Después de subirme a varios autos particulares, dos camiones y algunos taxis que accedieron a llevarme llegué a destino. Si hay algún sinónimo que pueda compararse con soledad, polvo, árido, triste, lejano, ese es el pueblo de Moynaq. Cuando pregunté donde estaban los barcos abandonados nadie parecía saber a lo que me refería. Es como si les fuera indiferente una situación de la cual forman parte. Del pasado, presente y futuro. Cuando el gobierno decidió 40 años atrás desviar las aguas del mar Aral para regar los campos de algodón iniciaron un desastre natural sin precedentes. Cuando quisieron darse cuenta ya era demasiado tarde. Pero lo más triste es que los mayores ingresos económicos de la nueva industria se lo llevan los chinos y el gobierno local. A los pobres trabajadores uzbekos les llegan las sobras. Mi ruso es escaso y como nadie lograba entenderme me acerqué a un policía que descansaba debajo de la sombra de un árbol. Le pedí una lapicera y en mi mano dibujé tres barcos.
Si hay alguien que puede interpretar ese mamarracho seguro será un niño. Cuando vi a dos chicos que andaban en bicicleta les hice señas para que se acercaran. Ni bien les mostré el dibujo no dudaron en señalarle la dirección. El camino se hacía angosto, por momentos de tierra y por momentos asfaltado lleno de pozos. Desde un viejo monumento se observaban varios barcos oxidados sobre la arena. Todos miraban hacia el mar como si buscaran alguna explicación. ¿Quién los había dejado ahí? ¿Por qué ya no estaba navegando? ¿Quién habría sido su dueño? ¿Viviría todavía en Monyaq?

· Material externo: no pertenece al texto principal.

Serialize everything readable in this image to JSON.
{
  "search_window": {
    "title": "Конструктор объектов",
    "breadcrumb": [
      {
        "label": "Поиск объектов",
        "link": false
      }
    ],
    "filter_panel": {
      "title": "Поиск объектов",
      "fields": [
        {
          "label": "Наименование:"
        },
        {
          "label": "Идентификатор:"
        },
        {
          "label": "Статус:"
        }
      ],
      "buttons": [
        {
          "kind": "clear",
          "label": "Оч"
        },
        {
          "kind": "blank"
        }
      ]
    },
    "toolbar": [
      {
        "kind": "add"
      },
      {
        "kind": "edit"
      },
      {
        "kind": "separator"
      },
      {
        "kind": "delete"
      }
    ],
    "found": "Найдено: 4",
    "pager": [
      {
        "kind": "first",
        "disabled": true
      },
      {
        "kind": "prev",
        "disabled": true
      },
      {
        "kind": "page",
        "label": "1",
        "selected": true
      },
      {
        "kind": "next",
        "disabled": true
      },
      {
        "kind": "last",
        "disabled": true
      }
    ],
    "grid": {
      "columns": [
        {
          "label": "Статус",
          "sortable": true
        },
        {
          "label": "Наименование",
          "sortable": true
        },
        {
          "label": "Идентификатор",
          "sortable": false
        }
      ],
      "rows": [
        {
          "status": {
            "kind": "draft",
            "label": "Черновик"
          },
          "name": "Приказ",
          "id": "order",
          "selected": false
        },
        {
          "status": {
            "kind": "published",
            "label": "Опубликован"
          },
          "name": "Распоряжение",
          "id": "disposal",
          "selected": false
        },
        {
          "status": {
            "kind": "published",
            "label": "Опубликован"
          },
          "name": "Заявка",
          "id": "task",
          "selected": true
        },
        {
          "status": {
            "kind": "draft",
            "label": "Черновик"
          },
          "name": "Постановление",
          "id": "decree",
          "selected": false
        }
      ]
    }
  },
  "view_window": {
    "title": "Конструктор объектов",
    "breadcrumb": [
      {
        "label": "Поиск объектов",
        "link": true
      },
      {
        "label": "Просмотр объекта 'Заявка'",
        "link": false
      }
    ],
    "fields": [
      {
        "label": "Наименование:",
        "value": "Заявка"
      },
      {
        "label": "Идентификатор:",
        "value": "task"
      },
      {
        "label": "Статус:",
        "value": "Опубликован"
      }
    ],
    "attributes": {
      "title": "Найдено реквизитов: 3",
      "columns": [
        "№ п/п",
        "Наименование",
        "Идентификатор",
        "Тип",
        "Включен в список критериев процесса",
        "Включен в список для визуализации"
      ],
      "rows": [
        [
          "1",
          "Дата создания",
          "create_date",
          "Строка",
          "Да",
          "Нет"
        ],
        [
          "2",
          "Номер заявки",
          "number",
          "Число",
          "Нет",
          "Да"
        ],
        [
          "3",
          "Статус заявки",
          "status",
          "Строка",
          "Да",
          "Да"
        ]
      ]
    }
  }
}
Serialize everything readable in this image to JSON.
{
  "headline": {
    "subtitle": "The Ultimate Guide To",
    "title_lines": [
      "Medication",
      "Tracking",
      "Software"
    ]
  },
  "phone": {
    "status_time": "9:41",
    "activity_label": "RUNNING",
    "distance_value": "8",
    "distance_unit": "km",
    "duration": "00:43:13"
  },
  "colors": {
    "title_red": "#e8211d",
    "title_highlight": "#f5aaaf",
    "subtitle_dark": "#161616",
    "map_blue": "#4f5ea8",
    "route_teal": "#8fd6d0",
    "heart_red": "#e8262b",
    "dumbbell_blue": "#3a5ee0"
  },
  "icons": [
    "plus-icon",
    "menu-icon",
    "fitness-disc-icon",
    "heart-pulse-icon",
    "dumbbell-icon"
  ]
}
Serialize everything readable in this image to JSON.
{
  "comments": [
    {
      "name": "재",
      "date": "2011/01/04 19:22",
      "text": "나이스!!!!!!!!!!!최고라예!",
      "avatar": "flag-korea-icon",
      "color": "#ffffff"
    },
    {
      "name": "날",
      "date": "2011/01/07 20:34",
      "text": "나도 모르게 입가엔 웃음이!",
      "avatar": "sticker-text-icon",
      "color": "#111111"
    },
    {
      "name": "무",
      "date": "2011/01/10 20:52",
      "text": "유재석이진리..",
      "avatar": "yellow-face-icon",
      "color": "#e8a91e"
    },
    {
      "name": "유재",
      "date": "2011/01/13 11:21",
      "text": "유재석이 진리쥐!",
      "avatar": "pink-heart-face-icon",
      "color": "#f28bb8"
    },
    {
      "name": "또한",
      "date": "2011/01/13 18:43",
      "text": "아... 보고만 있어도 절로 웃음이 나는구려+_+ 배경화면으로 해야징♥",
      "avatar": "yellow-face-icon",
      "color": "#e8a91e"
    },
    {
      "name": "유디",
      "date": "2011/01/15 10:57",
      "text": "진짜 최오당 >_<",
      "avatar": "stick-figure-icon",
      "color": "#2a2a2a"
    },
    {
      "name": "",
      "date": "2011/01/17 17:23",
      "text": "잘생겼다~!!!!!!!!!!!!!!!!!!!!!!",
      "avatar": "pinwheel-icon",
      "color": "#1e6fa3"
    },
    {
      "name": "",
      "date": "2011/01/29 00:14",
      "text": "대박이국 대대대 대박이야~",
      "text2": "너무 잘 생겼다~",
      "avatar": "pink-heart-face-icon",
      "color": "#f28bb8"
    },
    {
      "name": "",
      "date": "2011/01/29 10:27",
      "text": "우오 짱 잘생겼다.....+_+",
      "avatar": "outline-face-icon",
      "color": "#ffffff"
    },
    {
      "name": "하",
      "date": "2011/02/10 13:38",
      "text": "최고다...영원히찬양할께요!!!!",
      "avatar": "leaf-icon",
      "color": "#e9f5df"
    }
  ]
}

Fue inevitable bajar hasta allá y caminar entre los pastizales. Uno de los barcos tenía una escalera desde donde subí y me paré en la popa para mirar con tristeza los cientos de kilómetros de desierto. Me quedé pensando como habría sido este lugar lleno de vida años atrás. Y recordé que en algún libro de geografía escolar el mar Aral lucía con aguas azules. Hoy es un pueblo de pescadores frustrados. Tal vez la imagen más triste de esta parte de Asia Central. No luce reluciente como las mezquitas de Samarcanda, los minaretes de Khiva o las madrasas de Bukhara. Pero sin lugar a dudas es parte de su historia.